To reproduce the synthetic dataset you will need:
- Autodesk Maya with Python API access (used in batch/standalone mode).
- The
scripts/folder from this repository (Maya scripts and helper utilities). - The 3D models (photogrammetric meshes) present in
models/or a path configured in the generator scripts.
The submitted paper evaluates segmentation performance for U-Net backbones (ResNet18, VGG16, ResNeXt-50) trained with varying fractions of synthetic images (α). Main findings:
- A balanced mix of real and synthetic images improves IoU on real test sets compared to using only real images.
- Excessive reliance on synthetic-only training can introduce domain shift that degrades performance.
- With a small-scale real set, adding ~40–50% synthetic images substantially increased IoU (reported in the manuscript).
For full experimental details, figures, and quantitative results, see the submitted manuscript included in this repository.
If you use this dataset or the generation pipeline, please cite the submitted work:
G. Chiesa, R. Borra, V. Lauro, S. De Cillis, D. Amparore, C. Fiori, R. Renzulli, M. Grangetto,
"Synthetic dataset generation and validation for robotic surgery instrument segmentation," submitted to ISBI 2026.
Paper (submitted): /mnt/data/1571225924 paper.pdf
@unpublished{Chiesa2025_SinteticDaVinci,
title = {Synthetic dataset generation and validation for robotic surgery instrument segmentation},
author = {G. Chiesa and R. Borra and V. Lauro and S. De Cillis and D. Amparore and C. Fiori and R. Renzulli and M. Grangetto},
note = {Submitted to ISBI 2026. Paper available in repository},
year = {2025}
}See the LICENSE file in the repository. If no license is included, please contact the authors before reusing the data or code.
If you have questions, want to reproduce the experiments, or contribute:
- Open an issue or pull request on the GitHub repository: https://github.com/EIDOSLAB/Sintetic-dataset-DaVinci
- For direct contact, please use the corresponding author's details as listed in the manuscript.

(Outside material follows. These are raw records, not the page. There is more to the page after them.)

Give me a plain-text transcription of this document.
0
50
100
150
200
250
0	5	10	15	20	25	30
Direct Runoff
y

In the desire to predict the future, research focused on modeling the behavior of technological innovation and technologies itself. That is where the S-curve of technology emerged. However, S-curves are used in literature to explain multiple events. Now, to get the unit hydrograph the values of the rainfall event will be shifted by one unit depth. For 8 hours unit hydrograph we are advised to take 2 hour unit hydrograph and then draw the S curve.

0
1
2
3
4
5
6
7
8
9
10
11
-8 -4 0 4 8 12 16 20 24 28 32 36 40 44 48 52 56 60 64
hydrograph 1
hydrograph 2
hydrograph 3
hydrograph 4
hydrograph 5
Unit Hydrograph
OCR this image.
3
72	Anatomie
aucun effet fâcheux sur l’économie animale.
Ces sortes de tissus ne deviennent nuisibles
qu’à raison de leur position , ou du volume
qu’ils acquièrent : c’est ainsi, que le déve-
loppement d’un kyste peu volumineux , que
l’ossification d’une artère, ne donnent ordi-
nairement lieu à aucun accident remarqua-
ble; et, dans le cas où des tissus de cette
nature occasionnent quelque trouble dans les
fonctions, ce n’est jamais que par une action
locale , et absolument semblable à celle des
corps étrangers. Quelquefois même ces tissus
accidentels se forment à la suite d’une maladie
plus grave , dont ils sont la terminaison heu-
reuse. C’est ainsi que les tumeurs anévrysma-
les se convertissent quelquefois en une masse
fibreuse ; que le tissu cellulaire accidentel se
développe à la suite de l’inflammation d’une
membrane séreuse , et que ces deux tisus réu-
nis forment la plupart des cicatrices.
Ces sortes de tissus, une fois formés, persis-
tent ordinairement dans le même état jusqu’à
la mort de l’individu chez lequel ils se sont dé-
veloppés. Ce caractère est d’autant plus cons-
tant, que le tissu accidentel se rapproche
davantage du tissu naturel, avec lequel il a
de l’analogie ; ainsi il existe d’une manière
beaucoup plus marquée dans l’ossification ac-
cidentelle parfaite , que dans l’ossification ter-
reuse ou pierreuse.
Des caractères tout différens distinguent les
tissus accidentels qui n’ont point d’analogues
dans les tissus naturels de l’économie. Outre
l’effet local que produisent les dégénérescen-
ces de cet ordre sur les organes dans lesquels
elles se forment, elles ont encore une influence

This work was developed at the University of Turin. The project makes use of Autodesk Maya, photogrammetry tools, and open-source deep learning frameworks. Ethical compliance: the study was performed in accordance with the Declaration of Helsinki and approved by the institutional ethics committee; all patient data were anonymized.
Status: Manuscript submitted to ISBI 2026 — see included paper.pdf.